Una pareja de más de 60 años disfruta de un domingo de brunch en Pontevedra y reflexiona sobre las diferencias entre su generación y la juventud actual, cuestionando si realmente las oportunidades y dificultades han cambiado

Yolanda y Matías una pareja que ya ha cumplido los 60, suelen salir los domingos a pasear a diversos lugares de Pontevedra, Isla de las esculturas, rutas del río Lérez. Aquella mañana festiva, acordaron dar una vuelta por el centro. Se levantaron un poco tarde y salieron de su casa poco después de las 11,30. Hoy desayunarán fuera. Mochila al hombro y allí se encuentran en la vorágine de la zona vieja, los turistas atendiendo al guía en la Peregrina, los viajeros del Camino de Santiago fotografiando la Herrería, mucha gente paseando, las terrazas llenas. A las 12,00 deciden buscar alguno de los locales de moda en las que la gente realiza un brunch, comida a medio camino entre el desayuno y el almuerzo.

 

Todos los salones y terrazas llenas, sobre todo de jóvenes, hay que esperar. La paciencia no es una de sus virtudes, pero esta vez se deleitan contemplando el escenario, la boca se le hace agua, los comensales disfrutan de sartenes y platos de diseño en los que abundan el aguacate, el pan rústico, rulo de cabra y el pistacho.
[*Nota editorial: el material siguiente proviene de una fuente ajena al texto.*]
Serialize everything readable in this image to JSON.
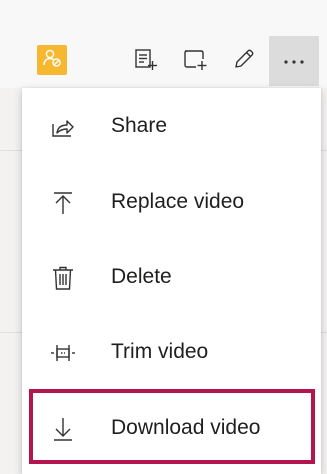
{
  "toolbar": {
    "avatar_icon": "user-blocked-icon",
    "buttons": [
      {
        "icon": "add-note-icon"
      },
      {
        "icon": "add-shape-icon"
      },
      {
        "icon": "pencil-icon"
      },
      {
        "icon": "more-icon",
        "text": "···"
      }
    ]
  },
  "menu": {
    "items": [
      {
        "label": "Share",
        "icon": "share-icon"
      },
      {
        "label": "Replace video",
        "icon": "upload-icon"
      },
      {
        "label": "Delete",
        "icon": "trash-icon"
      },
      {
        "label": "Trim video",
        "icon": "trim-icon"
      },
      {
        "label": "Download video",
        "icon": "download-icon",
        "highlighted": true
      }
    ]
  },
  "colors": {
    "avatar": "#f7b831",
    "highlight_border": "#b4154f",
    "text": "#201f1e",
    "more_button_bg": "#dcdcdc"
  }
}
Después de 45 minutos consiguen una mesa en la terraza, deciden meterse entre pecho y espalda un brioche tostado con mantequilla, relleno de jamón ibérico en viruta, salmón ahumado y queso feta.

Yolanda que siempre aprovecha el tiempo de desayuno para reflexionar sobre lo divino y lo humano, plantea a Matías el dilema sí es que los jóvenes de ahora. tienen peores perspectivas que su generación.

M: Bueno, sí es cierto que el acceso a la vivienda es casi imposible y los salarios sólo alcanzan para llegar muy justitos a fin de mes.

Y: Sí, pero no te acuerdas que nosotros nunca desayunábamos fuera de casa, que íbamos de viaje exclusivamente cuando la parroquia fletaba un autobús a Fátima. Al cine sólo una vez al mes, el día más económico.

M: Ya, los jóvenes actualmente son un colectivo menor que en los 80, por eso ni el poder político ni el económico los favorecen. Es decir, no son rentables.

Y: Vale, Aun así, nos privábamos de muchas cosas (salir a comer fuera, viajes, productos de marca…Íbamos ahorrando de nuestros pequeños sueldos para poder pagar una entradita para el piso´. Después hemos estado pagando una hipoteca durante 40 años.

M: Están mucho más formados que nuestra generación, se preocupan más por su salud, estado físico y valoran más el ocio. Eso es bueno.

Y: ¿Tú crees? No trabajan tantas horas como nosotros, tienen una baja tolerancia a la frustración y curiosamente la salud mental ha empeorado, hay muchos más suicidios entre los jóvenes.

 

Todos tendemos a pensar que las generaciones posteriores lo tienen mucho más fácil, que no quieren esforzarse. La vida le presenta muchas más oportunidades, pero a pesar de ello consideramos que cualquier tiempo pasado fue mejor. ¿Nostalgia?, ¿Realidad?, ¿Fantasía? Sírvanse ustedes mismos.